BUSTO:
El masaje debe ser de manera ascendente y modelando la forma de los pechos. Para lograrlo, las expertas aconsejan utilizar las dos manos. Si está embarazada, se recomienda dedicar un par de minutos a masajear el pezón, para endurecerlo y prepararlo para la lactancia.
MANOS:
La aplicación comienza en la parte superior de la mano y se esparce con movimientos circulares. Luego se masajea de manera ascendente, desde la parte superior de los dedos hasta la muñeca. Los dedos en particular se trabajan de manera circular, en cada una de sus tres separaciones, comenzando por la uña.
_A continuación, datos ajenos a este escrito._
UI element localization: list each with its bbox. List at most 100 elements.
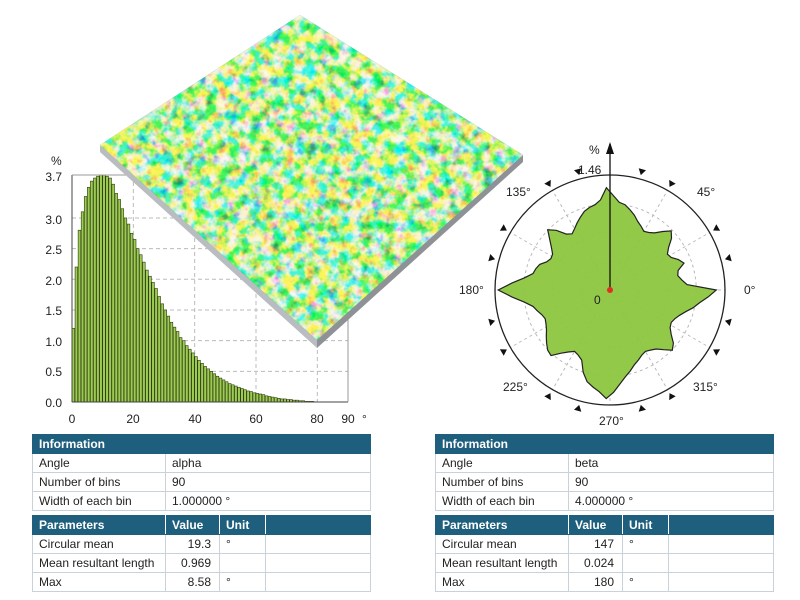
params-header-value: Value bbox=[165, 515, 220, 535]
polar-angle-225: 225° bbox=[503, 380, 528, 394]
histogram-bar bbox=[203, 366, 207, 403]
table-row: Max 180 ° bbox=[435, 572, 774, 592]
table-row: Max 8.58 ° bbox=[32, 572, 371, 592]
histogram-y-tick: 0.0 bbox=[45, 396, 62, 410]
param-label: Max bbox=[32, 572, 166, 592]
histogram-y-tick: 2.5 bbox=[45, 243, 62, 257]
polar-tick-triangle bbox=[574, 404, 582, 412]
polar-tick-triangle bbox=[574, 168, 582, 176]
surface-right-edge bbox=[317, 155, 523, 348]
table-row: Width of each bin 1.000000 ° bbox=[32, 491, 371, 511]
polar-tick-triangle bbox=[638, 168, 646, 176]
histogram-bar bbox=[200, 363, 204, 403]
histogram-bar bbox=[249, 391, 253, 403]
histogram-y-tick: 3.7 bbox=[45, 170, 62, 184]
histogram-y-tick: 1.5 bbox=[45, 304, 62, 318]
info-value: 1.000000 ° bbox=[165, 491, 371, 511]
info-value: 4.000000 ° bbox=[568, 491, 774, 511]
histogram-x-tick: 90 bbox=[341, 412, 355, 426]
polar-angle-0: 0° bbox=[744, 283, 756, 297]
info-value: beta bbox=[568, 453, 774, 473]
param-unit: ° bbox=[219, 534, 266, 554]
histogram-y-tick: 0.5 bbox=[45, 365, 62, 379]
param-unit: ° bbox=[622, 534, 669, 554]
histogram-bar bbox=[77, 229, 82, 403]
polar-tick-triangle bbox=[544, 179, 551, 187]
histogram-bar bbox=[271, 396, 275, 403]
histogram-bar bbox=[258, 393, 263, 403]
param-label: Circular mean bbox=[32, 534, 166, 554]
polar-tick-triangle bbox=[724, 254, 732, 262]
info-label: Number of bins bbox=[435, 472, 569, 492]
param-value: 147 bbox=[568, 534, 623, 554]
polar-angle-270: 270° bbox=[599, 414, 624, 428]
histogram-x-unit: ° bbox=[362, 412, 367, 426]
histogram-x-tick: 80 bbox=[310, 412, 324, 426]
table-row: Angle beta bbox=[435, 453, 774, 473]
polar-center-label: 0 bbox=[594, 293, 601, 307]
info-label: Angle bbox=[435, 453, 569, 473]
histogram-y-unit: % bbox=[51, 154, 62, 168]
histogram-bar bbox=[185, 345, 189, 403]
table-row: Circular mean 19.3 ° bbox=[32, 534, 371, 554]
histogram-bar bbox=[264, 395, 269, 403]
param-unit: ° bbox=[622, 572, 669, 592]
polar-tick-triangle bbox=[669, 179, 676, 187]
polar-tick-triangle bbox=[488, 318, 496, 326]
table-row: Mean resultant length 0.024 bbox=[435, 553, 774, 573]
histogram-bar bbox=[206, 368, 210, 403]
polar-tick-triangle bbox=[713, 224, 721, 231]
info-value: alpha bbox=[165, 453, 371, 473]
polar-rose-chart: % 1.46 0 0° 45° 135° 180° 225° 270° 315° bbox=[459, 142, 756, 428]
histogram-bar bbox=[261, 394, 266, 403]
histogram-y-tick: 3.0 bbox=[45, 213, 62, 227]
param-label: Max bbox=[435, 572, 569, 592]
histogram-y-tick: 1.0 bbox=[45, 335, 62, 349]
histogram-bar bbox=[234, 385, 238, 403]
histogram-bar bbox=[237, 386, 241, 403]
param-label: Mean resultant length bbox=[32, 553, 166, 573]
histogram-bar bbox=[243, 389, 247, 403]
polar-tick-triangle bbox=[499, 349, 507, 356]
left-information-table: Information Angle alpha Number of bins 9… bbox=[32, 434, 371, 511]
params-header-unit: Unit bbox=[622, 515, 669, 535]
param-value: 19.3 bbox=[165, 534, 220, 554]
params-header-unit: Unit bbox=[219, 515, 266, 535]
info-header: Information bbox=[32, 434, 371, 454]
polar-tick-triangle bbox=[724, 318, 732, 326]
histogram-bar bbox=[80, 211, 85, 403]
polar-tick-triangle bbox=[499, 224, 507, 231]
histogram-bar bbox=[274, 397, 278, 403]
histogram-bar bbox=[212, 373, 217, 403]
info-label: Number of bins bbox=[32, 472, 166, 492]
params-header-name: Parameters bbox=[435, 515, 569, 535]
histogram-x-tick: 20 bbox=[126, 412, 140, 426]
histogram-bar bbox=[191, 352, 195, 403]
info-label: Width of each bin bbox=[32, 491, 166, 511]
polar-mean-marker bbox=[607, 287, 613, 293]
param-unit: ° bbox=[219, 572, 266, 592]
histogram-y-tick: 2.0 bbox=[45, 274, 62, 288]
histogram-bar bbox=[255, 393, 259, 403]
right-parameters-table: Parameters Value Unit Circular mean 147 … bbox=[435, 515, 774, 592]
histogram-bar bbox=[188, 348, 192, 403]
polar-tick-triangle bbox=[488, 254, 496, 262]
surface-3d-image bbox=[100, 15, 523, 348]
histogram-bar bbox=[194, 356, 198, 403]
left-parameters-table: Parameters Value Unit Circular mean 19.3… bbox=[32, 515, 371, 592]
histogram-bar bbox=[231, 384, 235, 403]
param-label: Mean resultant length bbox=[435, 553, 569, 573]
info-value: 90 bbox=[568, 472, 774, 492]
param-value: 180 bbox=[568, 572, 623, 592]
param-value: 0.969 bbox=[165, 553, 220, 573]
params-header-value: Value bbox=[568, 515, 623, 535]
polar-tick-triangle bbox=[669, 393, 676, 401]
table-row: Number of bins 90 bbox=[32, 472, 371, 492]
polar-angle-45: 45° bbox=[697, 185, 715, 199]
histogram-bar bbox=[225, 381, 229, 403]
histogram-bar bbox=[267, 396, 272, 403]
info-label: Width of each bin bbox=[435, 491, 569, 511]
histogram-bar bbox=[87, 186, 91, 403]
histogram-bar bbox=[277, 398, 281, 403]
polar-angle-135: 135° bbox=[506, 185, 531, 199]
La crema de manos puede ser aplicada tantas veces como sea necesario, como por ejemplo después de cada lavado.
CARA:
Con la yema de los dedos medios, anular e índice, se aplica la crema en cinco puntos de la cara: las dos mejillas, frente, nariz y mentón. Luego se trabaja con movimientos deslizantes y ascendentes, desde el centro hacia fuera. Es importante tener los dedos lo suficientemente húmedos para no traccionar la piel y no movilizar tejidos. La zona del nasogeniano (la línea de expresión que va desde la nariz al labio), se trabaja desde arriba hacia abajo y así la crema puede cubrir ese espacio de gesticulación. En la zona del bozo y el mentón se esparce de manera recta. La frente necesita de mayor atención, pues es uno de los lugares del rostro donde las arrugas son más evidentes. Se debe colocar crema en las yemas de los dedos índice y pulgar y pellizcar sobre la arruga. Luego se desliza el dedo índice sobre la misma línea de expresión. Lo ideal es hacerlo tres veces por cada arruga.
BRAZOS:
La crema se aplica de manera ascendente. Comienza en la muñeca y termina en la parte delantera del hombro. Para masajear la parte de atrás se debe recorrer el brazo desde el fin de la palma de la mano hasta la parte de atrás del hombro.
PIERNAS:
Al igual que en el abdomen, el primer paso es pellizcar la piel de manera enérgica. Luego desde el tobillo se aplica la crema en forma ascendente hasta la rodilla, sin presionar para que el producto penetre mejor, y se repite lo mismo desde la rodilla hasta la parte superior de las piernas para facilitar el drenaje linfático. Lo ideal es hacerlo acostada y con las piernas apuntando hacia arriba para mejorar la circulación, el drenaje linfático y venoso. Para la celulitis en las piernas las expertas recomiendan masajear de manera ascendente y suave los muslos con los nudillos de las manos y repetir el masaje tres veces.
CUELLO:
"La correcta aplicación se basa en movimientos descendentes o hacia los lados, para no soltar el músculo ubicado en esa zona", explica la cosmetóloga Dominique Taiba, de la Clínica Cosmética María Olga Estrada. Ahora, si lo que se busca es reafirmar la papada, Eliana Muñoz, formadora de Lancôme, recomienda golpearla "de manera enérgica", pero sin causar dolor y con la pared de los dedos, estimulando de esta forma la musculatura.
GLUTEOS:
Para esta zona del cuerpo las expertas recomiendan un movimiento ascendente y modelador, arrastrando las manos desde la parte inferior de los glúteos hacia arriba, lo mismo desde la cadera, para así ir dándole forma. Este masaje se debe repetir tres veces.
CONTORNO DE OJOS:
Esta zona es la más sensible de la cara, y para no correr riesgo de irritación se debe elegir una crema específica. Esta debe ser aplicada (una cantidad equivalente a un grano de arroz) con la yema del dedo anular, pues es el que ejerce menor presión. Primero se coloca producto en el párpado inferior, desde el lagrimal hacia fuera. Esto se debe hacer de manera recta y suave porque de lo contrario podemos marcar más las bolsitas que se producen debajo de los ojos. Se repite el mismo masaje en el párpado de arriba. Por último, se insiste sobre la arruga conocida como código de barra o pata de gallo, también de manera recta y suave.
ABDOMEN:
El primer paso es pellizcar la piel con movimientos fuertes. Se recomienda hacerlo con la pared del dedo pulgar y con el índice flectado. De este modo se logra ablandar las adiposidades del área. Luego, desde la cintura se masajea hacia el centro y posteriormente hacia abajo. De esta forma movilizamos tejido linfático hacia los ganglios de la ingle, ayudando a drenar y eliminar toxinas del organismo.
Fuentes: Patricia Apt, dermatóloga de la Clínica Las Condes; Eliana Muñoz, formadora de Lancôme, y Dominique Taiba, cosmetóloga de la Clínica Cosmética María Olga Estrada.